Materials & Design (Dec 2021)
Optimal design of microwave absorber using novel variational autoencoder from a latent space search strategy
Abstract
This paper introduces a new objective-driven design method based on deep learning for meta-structure absorber for X-band (8–12 GHz) application. The method consists of three steps; at Step 1, developing a simulator to predict a spectrum of microwave from a conductive layer of absorber as an image input, at Step 2, designing an autoencoder network to take the patterns as input and outputs the same pattern, at Step 3, making an inverse design method for a new pattern under a given goal (spectrum). The proposed method was verified by comparing with the reflectance spectrum calculated by FDTD on the designed absorber with an optimal conductive pattern layer.

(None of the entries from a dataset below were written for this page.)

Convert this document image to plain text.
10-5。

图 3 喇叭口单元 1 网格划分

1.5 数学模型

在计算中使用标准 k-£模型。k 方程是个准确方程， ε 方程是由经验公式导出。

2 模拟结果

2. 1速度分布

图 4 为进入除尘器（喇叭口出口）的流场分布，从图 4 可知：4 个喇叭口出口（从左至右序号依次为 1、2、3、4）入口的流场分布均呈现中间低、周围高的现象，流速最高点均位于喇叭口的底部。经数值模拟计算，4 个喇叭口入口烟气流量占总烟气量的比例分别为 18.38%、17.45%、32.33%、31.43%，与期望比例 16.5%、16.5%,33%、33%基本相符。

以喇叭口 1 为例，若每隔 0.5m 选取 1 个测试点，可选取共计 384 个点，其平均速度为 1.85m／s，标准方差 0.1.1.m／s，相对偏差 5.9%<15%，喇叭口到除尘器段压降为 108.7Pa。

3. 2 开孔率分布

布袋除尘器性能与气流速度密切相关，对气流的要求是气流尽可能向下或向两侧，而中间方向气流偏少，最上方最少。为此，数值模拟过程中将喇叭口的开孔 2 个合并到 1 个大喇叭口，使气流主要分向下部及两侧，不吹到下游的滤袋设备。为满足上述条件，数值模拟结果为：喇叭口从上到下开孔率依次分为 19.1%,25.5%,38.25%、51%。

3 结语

For the effective training of a general random-like pixel patterns, the variational autoencoder (VAE) that uses a new adaptive annealing loss and a symmetricity layer block in VAE decoder is suggested to improve the training performance. The covariance Matrix Adaptation Evolution Strategy (CMA-ES) which searches the optimal pattern in the VAE latent space is used for suggesting the candidates of the optimal pattern. The proposed method can find an optimal absorber with minimum −16 dB reflectance in X-band that exceed the best absorption among all the training samples obtained by FDTD.